Inglourious Basterds
Universal Pictures; 2009; 152 minutes; R, for strong, graphic violence, sexuality, adult themes and language; Directed by Quentin Tarantino; Starring: Brad Pitt, Mélanie Laurent, Christoph Waltz, Eli Roth, Michael Fassbender, Diane Kruger, Daniel Brühl, Til Schweiger and Sylvester Groth; Screenwriter(s): Quentin Tarantino

 

 

 

 

GRADE: A

As expected, director Quentin Tarantino’s “Inglourious Basterds” [sic] not only goes well beyond anything ever imagined in the 1977 Italian original, it also manages to turn the entire World War II convention squarely on its head!

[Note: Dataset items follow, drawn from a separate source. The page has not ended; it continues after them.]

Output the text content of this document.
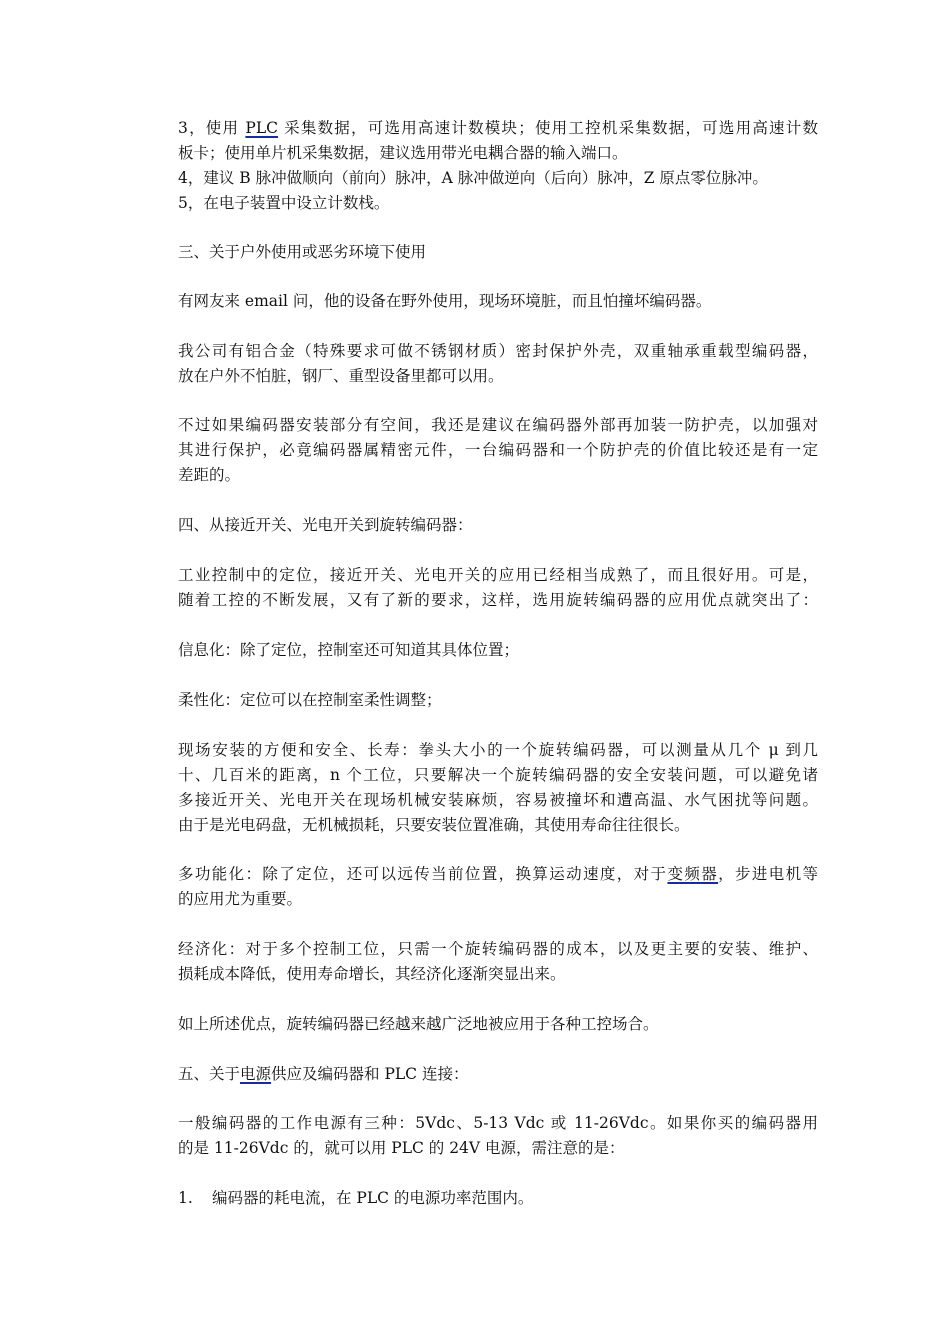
3，使用 PLC 采集数据，可选用高速计数模块；使用工控机采集数据，可选用高速计数
板卡；使用单片机采集数据，建议选用带光电耦合器的输入端口。
4，建议 B 脉冲做顺向（前向）脉冲，A 脉冲做逆向（后向）脉冲，Z 原点零位脉冲。
5，在电子装置中设立计数栈。
三、关于户外使用或恶劣环境下使用
有网友来 email 问，他的设备在野外使用，现场环境脏，而且怕撞坏编码器。
我公司有铝合金（特殊要求可做不锈钢材质）密封保护外壳，双重轴承重载型编码器，
放在户外不怕脏，钢厂、重型设备里都可以用。
不过如果编码器安装部分有空间，我还是建议在编码器外部再加装一防护壳，以加强对
其进行保护，必竟编码器属精密元件，一台编码器和一个防护壳的价值比较还是有一定
差距的。
四、从接近开关、光电开关到旋转编码器：
工业控制中的定位，接近开关、光电开关的应用已经相当成熟了，而且很好用。可是，
随着工控的不断发展，又有了新的要求，这样，选用旋转编码器的应用优点就突出了：
信息化：除了定位，控制室还可知道其具体位置；
柔性化：定位可以在控制室柔性调整；
现场安装的方便和安全、长寿：拳头大小的一个旋转编码器，可以测量从几个 μ 到几
十、几百米的距离，n 个工位，只要解决一个旋转编码器的安全安装问题，可以避免诸
多接近开关、光电开关在现场机械安装麻烦，容易被撞坏和遭高温、水气困扰等问题。
由于是光电码盘，无机械损耗，只要安装位置准确，其使用寿命往往很长。
多功能化：除了定位，还可以远传当前位置，换算运动速度，对于变频器，步进电机等
的应用尤为重要。
经济化：对于多个控制工位，只需一个旋转编码器的成本，以及更主要的安装、维护、
损耗成本降低，使用寿命增长，其经济化逐渐突显出来。
如上所述优点，旋转编码器已经越来越广泛地被应用于各种工控场合。
五、关于电源供应及编码器和 PLC 连接：
一般编码器的工作电源有三种：5Vdc、5-13 Vdc 或 11-26Vdc。如果你买的编码器用
的是 11-26Vdc 的，就可以用 PLC 的 24V 电源，需注意的是：
1. 编码器的耗电流，在 PLC 的电源功率范围内。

A rousing epic that rightfully deserves a place among the best and most unusual the genre has to offer, it can in no way be considered revisionist despite its altering of certain key portions of history. What those alterations include is just part of the “fun” to this violent, bloody and sardonic tour de force of vengeance and coincidence in war-torn France.

Ostensibly, the film follows a group of Jewish American soldiers (plus one highly motivated ex-Nazi) as they traverse the French countryside sewing terror and wreaking havoc on the Germans and their French collaborators through some of the most atrocious counter-insurgency imaginable, including scalping and dismembering the enemy.

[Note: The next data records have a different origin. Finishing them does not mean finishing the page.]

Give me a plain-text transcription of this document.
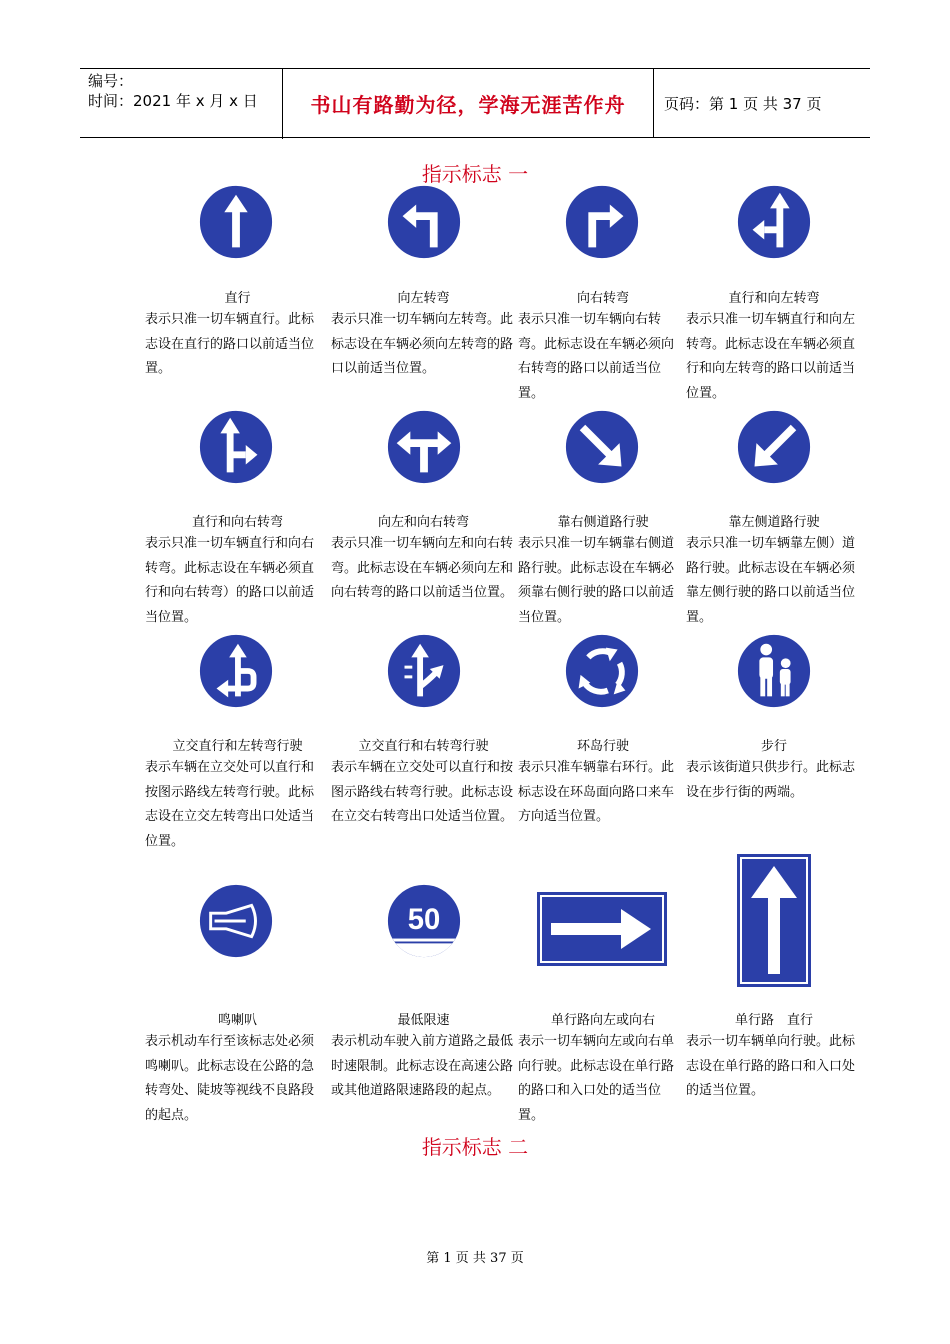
编号：
时间：2021 年 x 月 x 日	书山有路勤为径，学海无涯苦作舟	页码：第 1 页 共 37 页
指示标志 一
直行	向左转弯	向右转弯	直行和向左转弯
表示只准一切车辆直行。此标志设在直行的路口以前适当位置。
表示只准一切车辆向左转弯。此标志设在车辆必须向左转弯的路口以前适当位置。
表示只准一切车辆向右转弯。此标志设在车辆必须向右转弯的路口以前适当位置。
表示只准一切车辆直行和向左转弯。此标志设在车辆必须直行和向左转弯的路口以前适当位置。
直行和向右转弯	向左和向右转弯	靠右侧道路行驶	靠左侧道路行驶
表示只准一切车辆直行和向右转弯。此标志设在车辆必须直行和向右转弯）的路口以前适当位置。
表示只准一切车辆向左和向右转弯。此标志设在车辆必须向左和向右转弯的路口以前适当位置。
表示只准一切车辆靠右侧道路行驶。此标志设在车辆必须靠右侧行驶的路口以前适当位置。
表示只准一切车辆靠左侧）道路行驶。此标志设在车辆必须靠左侧行驶的路口以前适当位置。
立交直行和左转弯行驶	立交直行和右转弯行驶	环岛行驶	步行
表示车辆在立交处可以直行和按图示路线左转弯行驶。此标志设在立交左转弯出口处适当位置。
表示车辆在立交处可以直行和按图示路线右转弯行驶。此标志设在立交右转弯出口处适当位置。
表示只准车辆靠右环行。此标志设在环岛面向路口来车方向适当位置。
表示该街道只供步行。此标志设在步行街的两端。
50
鸣喇叭	最低限速	单行路向左或向右	单行路　直行
表示机动车行至该标志处必须鸣喇叭。此标志设在公路的急转弯处、陡坡等视线不良路段的起点。
表示机动车驶入前方道路之最低时速限制。此标志设在高速公路或其他道路限速路段的起点。
表示一切车辆向左或向右单向行驶。此标志设在单行路的路口和入口处的适当位置。
表示一切车辆单向行驶。此标志设在单行路的路口和入口处的适当位置。
指示标志 二
第 1 页 共 37 页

As the group’s leader, Lt. Aldo Raine (whose name is a nod to Aldo Ray, an actor who appeared in many Hollywood war films) is fond of informing the Basterd’s quarry that he and his men are not in the prisoner taking business; they’re in the killing Nazi business—and business is booming.

Never one to follow a linear storyline or construct a narrative driven by a single character, Tarantino’s screenplay also follows the exploits of Shosanna, a Jewish farm girl who escapes to Paris after her entire family is killed, and Col. Hans Landa, a.k.a. the Jew Hunter, a particularly squirrelly and well-educated Nazi who delights in verbally tormenting his prey before dispatching them to eternity.

Moving quickly from an extremely tense and well-mounted opening sequence set early in the war to the year 1944 and the streets of Paris, where Shosanna now owns and operates a movie theater, the plot thickens to include an improbable plan to assassinate Hitler and the rest of the top Nazi command at the premiere of a new German propaganda film.

Once again, Tarantino shows his unrivaled expertise at stringing together multiple plotlines, developing large numbers of characters and securing strong performances from an ensemble cast, each of whom gives an inspired rendition that movingly walks the razor’s edge between intense realism and over-the-top parody, all of which have become signature aspects of the director’s unique filmmaking style.

That style includes an allegiance to the set-piece, and “Inglourious Basterds” contains several that are unlike any ever seen in a World War II film; clear demonstrations of Tarantino’s complete cinematic virtuosity and mastery of dialogue and action scenes.

Like all of the director’s work, it’s difficult to describe without giving away the surprises found along the way, but before it wraps up—in a one-of-a-kind explosion (literally) of Allied firepower and Jewish vengeance—viewers will have a front row seat to one of the most audacious exercises in scorched earth ever conceived.

It’s vintage Tarantino—funny, irreverent, in your face, and loaded with bits of material for classical film buffs to chew on, “Inglourious Basterds” has too much dramatic heft to dismiss it as mere style over substance. And while the ending belies the truth of that which comes before it, you’ve got to love the maverick filmmaker for the final bullets he unleashes and the well-deserving targets he has chosen.